Forerunner of the tank or armored car, as conceived by Leonardo. Motion was supposed to be supplied by four cogged wheels turned by manpower. Sheets of reinforced wood were supposed to serve as “armor” against enemy projectiles.

In addition, Leonardo laid before Ludovico all manner of cannons and designs for tunneling under the enemy’s defenses. Actually, with respect to warfare itself, Leonardo called it a most brutal “madness”; however, he recognized the necessity of being prepared. In his notebook, he wrote, “When besieged by ambitious tyrants I find a means of offense and defense in order to preserve the chief gift of nature, which is liberty.”

Ludovico was very much interested in the things Leonardo had showed him. Although he was a man of limited imagination and was not able to grasp the scope of Leonardo’s proposals, he was nevertheless involved in a war. Since Ludovico’s aging military engineer was to be replaced, Leonardo left the forbidding castle of the Sforzas with high hopes of getting the position.

In the meantime, he was commissioned to paint the portrait of a young girl from a noble family in Milan. At the same time, he began the bronze equestrian statue of Ludovico’s father, Francesco Sforza. For this work, he began an intensive study of horses. Since hunting was the popular sport at the court of the Sforzas, Ludovico owned a stable of the finest Arabian horses, and here Leonardo commenced his drawings. Again, his research for a work of art led him beyond just making preparatory sketches. His studies developed into notes, and his notes into a planned book on the anatomy of the horse.

During these months of waiting for the appointment as military engineer, Leonardo furthered his experiments with cannon. In the course of these experiments, he came across a power that would later revolutionize all industry—steam. He devised—although he attributed the original idea to Archimedes—a water vessel connected to a copper tube which was heated by a fire. The water when flowing into the red-hot tube changed into steam and the pressure of the steam blew out a ball at the mouth of the tube with great force. Leonardo experimented with steam in other ways. He built an apparatus for measuring the transformation of water into vapor. It consisted of a metal box in which was a thin animal bladder partly filled with water. Resting on the top of the bladder was a flat lid attached by a cord hung from two pulleys to a counterweight on the outside. As the water was heated, the steam in the bladder pushed up the lid. As the lid rose both the volume and the pressure could be measured. There were distillation experiments with various condensers, one in particular that anticipated the modern condenser of Leibig, introducing double walls that formed a complete jacket for cooling with water in continual circulation.

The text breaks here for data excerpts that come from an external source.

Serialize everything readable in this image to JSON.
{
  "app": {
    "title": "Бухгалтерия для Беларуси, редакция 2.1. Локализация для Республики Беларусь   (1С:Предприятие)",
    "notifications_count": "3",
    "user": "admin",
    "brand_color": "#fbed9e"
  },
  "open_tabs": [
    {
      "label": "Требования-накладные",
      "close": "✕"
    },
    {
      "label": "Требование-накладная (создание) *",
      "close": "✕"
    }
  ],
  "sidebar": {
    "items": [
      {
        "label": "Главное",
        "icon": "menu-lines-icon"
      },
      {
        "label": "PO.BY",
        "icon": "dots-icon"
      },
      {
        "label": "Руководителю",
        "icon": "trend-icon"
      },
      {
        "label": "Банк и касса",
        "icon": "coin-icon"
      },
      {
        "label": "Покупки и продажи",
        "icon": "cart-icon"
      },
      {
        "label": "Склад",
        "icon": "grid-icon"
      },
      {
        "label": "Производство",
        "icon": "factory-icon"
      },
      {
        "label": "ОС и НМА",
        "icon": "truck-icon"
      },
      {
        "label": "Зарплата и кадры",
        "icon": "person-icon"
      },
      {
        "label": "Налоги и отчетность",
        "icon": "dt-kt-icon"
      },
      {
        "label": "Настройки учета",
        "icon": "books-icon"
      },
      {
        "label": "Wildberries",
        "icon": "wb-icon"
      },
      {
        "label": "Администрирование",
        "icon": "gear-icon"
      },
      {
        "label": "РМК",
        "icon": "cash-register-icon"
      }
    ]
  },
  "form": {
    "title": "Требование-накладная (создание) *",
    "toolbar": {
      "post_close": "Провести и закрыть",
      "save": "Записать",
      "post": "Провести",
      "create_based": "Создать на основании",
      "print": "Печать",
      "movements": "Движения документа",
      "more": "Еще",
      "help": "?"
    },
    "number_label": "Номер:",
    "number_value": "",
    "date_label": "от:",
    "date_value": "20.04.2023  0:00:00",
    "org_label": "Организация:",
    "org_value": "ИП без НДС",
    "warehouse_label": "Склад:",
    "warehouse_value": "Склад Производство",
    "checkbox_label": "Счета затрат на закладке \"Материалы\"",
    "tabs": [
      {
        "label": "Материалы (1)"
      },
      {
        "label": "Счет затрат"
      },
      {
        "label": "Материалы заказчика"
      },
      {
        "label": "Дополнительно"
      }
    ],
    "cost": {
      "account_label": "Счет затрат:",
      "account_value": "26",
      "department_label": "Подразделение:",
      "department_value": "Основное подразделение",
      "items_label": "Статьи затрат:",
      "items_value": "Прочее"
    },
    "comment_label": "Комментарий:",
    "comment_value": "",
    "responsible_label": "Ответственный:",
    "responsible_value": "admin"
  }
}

Not content with having an idle moment, Leonardo again turned to searching out books that he had not read and trying to fill the gaps in his education. He became especially interested in the German philosopher, Cardinal Cusanus. Cusanus, like himself, had been influenced by Toscanelli and was a man devoted to the natural sciences. Leonardo also studied the philosophy of Aristotle and the writings of St. Augustine. Throughout his life Leonardo believed in an active mind for, as “iron rusts from disuse, stagnant water loses its purity and in cold weather becomes frozen, even so does inaction sap the vigor of the mind.”

Unfortunately, the post of military engineer went to a man named Ambrogio Ferrari. The extent and variety of Leonardo’s proposals were too great for Ludovico to trust. He did not believe that one man could possibly bring all those ideas into being. Ferrari, on the other hand, was a military engineer only, and a man who was content with the customary methods of warfare. Furthermore, Ludovico had at last decided that peaceful negotiations would gain him more than fighting. Thus Leonardo’s chance of recognition was again postponed.

Meanwhile, the money that Leonardo had brought with him from Florence was almost gone. He had been forced to move from his apartment to a single room and now he was barely able to live from day to day. Although the court of Ludovico Sforza was one of the richest in the world, artists were frequently treated as servants; often they were the last to be paid for their services. Also, Leonardo was a foreigner in the city, which meant he was regarded with suspicion.

Because of these reasons, Leonardo finally decided to do what the Milanese artists did—they banded together in groups sharing work and costs. Leonardo had met a young artist of twenty-eight, Giovanni Ambrogio de Predis, at the court of Ludovico. Ambrogio was court painter to the Sforza family and had achieved some success. Ambrogio recognized in the handsome stranger from Florence, however, the touch of genius, and he realized that his own talents would be furthered by learning from Leonardo. The two young men decided to pool their abilities. Ambrogio offered both lodging and a studio; and, in association with his two half-brothers, one a woodcarver, another a miniaturist, and his elder brother, a minter of coins, they would not lack for commissions.

Commissions weren’t long in coming. On April 25, 1483, a contract was signed between Bartolommeo degli Scarlione, a prior of the Fraternity of the Immaculate Conception, and Ambrogio and Leonardo for an altarpiece. The fee was two hundred ducats, with a promise of more if it were delivered on time and was satisfactory to the Fraternity. Delivery date was to be December 8, 1484. Ambrogio was to paint the altar wings and Leonardo the center piece—a picture of the Blessed Virgin and Child.